April Fools’ joke on us

British Columbians' day-to-day spending money continues to shrink

Gentlemen, have you done double take recently – looked at your hands and realized they are not the hands you felt digging for coins in you pants’ pocket?

Ladies, have you looked in the change pouch in your purse recently and noticed your money appears to be mysteriously disappearing?

Well, you are not alone dear readers.

Pretty much every British Columbian is walking around with a little less jingle in their jeans this month, and the pocket change will continue to shrink for years to come.

The reason we having less spending money is our senior levels of government played an April Fools’ Day joke on us at the beginning of the month.

So here is what happened on April 1, 2014:

• BC Hydro fees jumped up nine per cent. It is the first of five planned annual hikes by our family friendly B.C. Liberal government.

• Canada Post was “forced” to raise the price of a regular postage stamp from 63 cents to a $1. It will be tough on businesses that rely on the postal service, and a little harder to write a letter to family and friends, or ship off parcels to folks celebrating special occasions.

• Ferry rates were also increase for the already outrageous fees, and free weekday rides for seniors have been cancelled.
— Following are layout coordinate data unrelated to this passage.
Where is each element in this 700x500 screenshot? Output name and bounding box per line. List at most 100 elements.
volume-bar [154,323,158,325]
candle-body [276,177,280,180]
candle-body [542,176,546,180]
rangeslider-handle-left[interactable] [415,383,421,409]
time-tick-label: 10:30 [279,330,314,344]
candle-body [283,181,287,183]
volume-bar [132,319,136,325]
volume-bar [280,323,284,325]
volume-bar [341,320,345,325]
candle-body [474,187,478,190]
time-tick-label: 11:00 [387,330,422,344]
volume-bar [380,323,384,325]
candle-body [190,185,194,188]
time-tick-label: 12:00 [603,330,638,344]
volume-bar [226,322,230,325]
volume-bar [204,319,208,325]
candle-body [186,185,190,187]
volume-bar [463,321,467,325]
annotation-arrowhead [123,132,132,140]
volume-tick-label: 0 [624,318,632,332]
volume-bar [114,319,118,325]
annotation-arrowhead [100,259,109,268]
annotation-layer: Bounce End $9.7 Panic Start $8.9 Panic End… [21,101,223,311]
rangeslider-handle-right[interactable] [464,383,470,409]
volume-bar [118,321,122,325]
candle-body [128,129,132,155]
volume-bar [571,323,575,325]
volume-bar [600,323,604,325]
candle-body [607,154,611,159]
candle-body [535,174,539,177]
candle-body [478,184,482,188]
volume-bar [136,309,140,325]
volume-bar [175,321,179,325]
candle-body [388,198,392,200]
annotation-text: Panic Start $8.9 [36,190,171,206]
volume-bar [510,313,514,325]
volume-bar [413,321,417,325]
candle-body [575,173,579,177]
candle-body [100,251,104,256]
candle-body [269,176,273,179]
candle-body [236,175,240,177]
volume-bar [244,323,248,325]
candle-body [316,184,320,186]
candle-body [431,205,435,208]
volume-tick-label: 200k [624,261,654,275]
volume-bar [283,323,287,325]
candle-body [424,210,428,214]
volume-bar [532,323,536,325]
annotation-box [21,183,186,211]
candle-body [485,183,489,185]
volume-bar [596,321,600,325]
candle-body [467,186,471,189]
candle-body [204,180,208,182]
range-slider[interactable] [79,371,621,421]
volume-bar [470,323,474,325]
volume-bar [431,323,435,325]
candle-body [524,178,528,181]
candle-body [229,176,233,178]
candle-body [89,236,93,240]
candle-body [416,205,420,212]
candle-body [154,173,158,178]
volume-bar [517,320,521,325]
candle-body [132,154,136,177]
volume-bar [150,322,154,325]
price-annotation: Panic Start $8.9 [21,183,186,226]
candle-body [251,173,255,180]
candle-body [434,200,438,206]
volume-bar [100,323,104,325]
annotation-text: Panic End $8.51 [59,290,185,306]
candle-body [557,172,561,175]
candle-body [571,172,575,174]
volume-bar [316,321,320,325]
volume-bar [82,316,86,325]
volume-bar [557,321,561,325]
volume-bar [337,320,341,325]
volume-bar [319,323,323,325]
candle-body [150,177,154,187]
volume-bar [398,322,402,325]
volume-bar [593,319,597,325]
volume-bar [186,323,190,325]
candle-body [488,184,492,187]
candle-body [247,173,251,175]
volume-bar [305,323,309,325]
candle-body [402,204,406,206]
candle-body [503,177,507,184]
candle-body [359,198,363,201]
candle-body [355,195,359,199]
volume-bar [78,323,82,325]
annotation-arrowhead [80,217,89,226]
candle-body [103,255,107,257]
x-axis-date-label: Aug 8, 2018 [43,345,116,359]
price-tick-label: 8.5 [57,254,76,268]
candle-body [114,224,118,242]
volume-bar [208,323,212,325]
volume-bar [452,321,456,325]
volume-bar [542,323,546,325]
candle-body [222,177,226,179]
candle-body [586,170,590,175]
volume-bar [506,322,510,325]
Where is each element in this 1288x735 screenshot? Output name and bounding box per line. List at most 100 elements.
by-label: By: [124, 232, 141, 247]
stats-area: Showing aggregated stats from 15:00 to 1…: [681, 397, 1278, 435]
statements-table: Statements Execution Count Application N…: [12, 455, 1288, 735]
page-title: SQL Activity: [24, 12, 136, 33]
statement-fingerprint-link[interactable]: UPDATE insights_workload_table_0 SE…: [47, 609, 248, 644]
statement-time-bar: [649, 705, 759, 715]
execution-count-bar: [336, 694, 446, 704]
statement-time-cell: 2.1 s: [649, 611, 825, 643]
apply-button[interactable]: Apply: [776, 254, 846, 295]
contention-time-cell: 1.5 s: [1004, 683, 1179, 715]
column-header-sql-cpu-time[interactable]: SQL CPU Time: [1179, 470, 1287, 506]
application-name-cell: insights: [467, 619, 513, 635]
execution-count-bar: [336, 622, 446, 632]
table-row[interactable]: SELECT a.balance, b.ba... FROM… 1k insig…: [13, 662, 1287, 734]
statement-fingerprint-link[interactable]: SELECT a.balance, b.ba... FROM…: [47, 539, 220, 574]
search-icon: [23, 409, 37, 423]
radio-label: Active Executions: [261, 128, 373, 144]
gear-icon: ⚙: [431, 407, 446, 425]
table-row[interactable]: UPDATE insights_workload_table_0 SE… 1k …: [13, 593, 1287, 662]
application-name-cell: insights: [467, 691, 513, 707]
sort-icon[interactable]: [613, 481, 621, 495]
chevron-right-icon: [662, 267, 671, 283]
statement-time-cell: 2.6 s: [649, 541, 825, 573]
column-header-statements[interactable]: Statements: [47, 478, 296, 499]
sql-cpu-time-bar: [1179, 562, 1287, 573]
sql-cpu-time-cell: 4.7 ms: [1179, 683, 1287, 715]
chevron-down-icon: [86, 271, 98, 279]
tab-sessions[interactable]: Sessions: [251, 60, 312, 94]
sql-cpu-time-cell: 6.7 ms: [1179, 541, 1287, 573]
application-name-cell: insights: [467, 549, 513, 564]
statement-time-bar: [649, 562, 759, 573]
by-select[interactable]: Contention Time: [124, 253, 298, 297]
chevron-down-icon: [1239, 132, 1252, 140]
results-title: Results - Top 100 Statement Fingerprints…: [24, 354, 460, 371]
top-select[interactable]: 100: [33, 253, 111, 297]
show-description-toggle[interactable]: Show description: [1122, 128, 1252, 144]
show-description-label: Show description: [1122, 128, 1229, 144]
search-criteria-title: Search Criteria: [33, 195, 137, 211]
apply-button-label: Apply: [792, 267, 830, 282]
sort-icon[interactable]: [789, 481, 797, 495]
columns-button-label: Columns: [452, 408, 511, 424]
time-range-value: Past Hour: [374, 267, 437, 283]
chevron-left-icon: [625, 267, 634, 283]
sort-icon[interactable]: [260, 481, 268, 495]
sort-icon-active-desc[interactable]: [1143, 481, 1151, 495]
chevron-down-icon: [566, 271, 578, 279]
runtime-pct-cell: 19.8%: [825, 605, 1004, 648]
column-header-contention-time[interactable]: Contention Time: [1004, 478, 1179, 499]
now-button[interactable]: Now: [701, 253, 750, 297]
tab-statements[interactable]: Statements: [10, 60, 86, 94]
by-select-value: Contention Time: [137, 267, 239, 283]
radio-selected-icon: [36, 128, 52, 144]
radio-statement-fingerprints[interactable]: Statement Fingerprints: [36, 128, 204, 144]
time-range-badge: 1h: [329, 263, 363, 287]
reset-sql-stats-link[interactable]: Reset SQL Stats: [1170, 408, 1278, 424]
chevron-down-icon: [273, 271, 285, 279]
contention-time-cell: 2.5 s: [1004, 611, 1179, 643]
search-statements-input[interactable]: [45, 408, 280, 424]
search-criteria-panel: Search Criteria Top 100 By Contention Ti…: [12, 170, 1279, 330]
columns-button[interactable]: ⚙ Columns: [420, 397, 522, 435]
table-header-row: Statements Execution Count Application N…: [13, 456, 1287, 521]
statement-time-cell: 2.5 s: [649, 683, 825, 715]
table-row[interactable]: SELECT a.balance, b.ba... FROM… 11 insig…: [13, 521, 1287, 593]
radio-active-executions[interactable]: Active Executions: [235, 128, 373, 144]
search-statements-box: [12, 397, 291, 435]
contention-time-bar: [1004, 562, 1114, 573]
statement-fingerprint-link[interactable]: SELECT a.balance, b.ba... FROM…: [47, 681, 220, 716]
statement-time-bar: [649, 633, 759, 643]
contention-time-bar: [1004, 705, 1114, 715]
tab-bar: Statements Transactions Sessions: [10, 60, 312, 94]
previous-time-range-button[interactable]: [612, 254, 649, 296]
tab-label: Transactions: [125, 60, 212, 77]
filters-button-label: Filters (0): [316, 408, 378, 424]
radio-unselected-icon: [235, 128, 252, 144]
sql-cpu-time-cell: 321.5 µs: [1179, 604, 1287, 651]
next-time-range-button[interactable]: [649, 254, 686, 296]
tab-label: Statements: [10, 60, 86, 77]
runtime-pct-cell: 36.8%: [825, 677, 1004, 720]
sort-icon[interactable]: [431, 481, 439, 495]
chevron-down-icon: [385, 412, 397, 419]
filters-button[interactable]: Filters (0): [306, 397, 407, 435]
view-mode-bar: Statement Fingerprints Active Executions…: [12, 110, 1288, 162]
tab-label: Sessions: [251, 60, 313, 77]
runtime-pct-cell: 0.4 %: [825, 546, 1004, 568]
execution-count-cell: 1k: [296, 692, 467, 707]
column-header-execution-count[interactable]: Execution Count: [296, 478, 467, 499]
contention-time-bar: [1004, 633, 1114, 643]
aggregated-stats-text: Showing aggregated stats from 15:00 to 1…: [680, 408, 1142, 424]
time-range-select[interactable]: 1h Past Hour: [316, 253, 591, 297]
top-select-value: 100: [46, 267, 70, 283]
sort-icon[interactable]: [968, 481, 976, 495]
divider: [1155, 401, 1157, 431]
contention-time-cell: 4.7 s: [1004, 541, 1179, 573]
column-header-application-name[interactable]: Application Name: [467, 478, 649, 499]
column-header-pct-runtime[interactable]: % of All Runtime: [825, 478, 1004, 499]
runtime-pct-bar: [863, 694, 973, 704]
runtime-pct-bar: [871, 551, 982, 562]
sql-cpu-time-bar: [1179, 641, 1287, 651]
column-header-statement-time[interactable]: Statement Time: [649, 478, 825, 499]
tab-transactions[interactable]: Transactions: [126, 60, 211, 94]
However, it’s only going be painful for the folks who need to ride the ferries to conduct business, commute or visit loved ones.

While these may seem like paltry increases, they are compounded by other recent government increases: ICBC ($10/year); EI ($23/year for the average worker); MSP ($60/year for average family); and CPP ($70/year).

B.C. income taxes have also gone up for working couple because of lower basic personal and spousal income thresholds.

Meanwhile, the rich folks, including the bureaucrats and the politicians, won’t feel any pain from the increased rates and fees. Even if the increases do garner some attention from them, they will shrug it off.

However, the ever-shrinking middle-class folks will probably feel it as the monthly bills come in and the take-home pay slowly becomes a little smaller.

The elderly, single parents and folks who live near or below the poverty line are definitely going to feel the pain in their day-to-day existences.

There is going to be a breaking point unless some changes are made.

How many people will be sitting in the dark because they can’t afford electricity?

It won’t be the MLAs who sit in the copper-domed tower of the legislature – unless the lights are turned out on them in the next provincial election.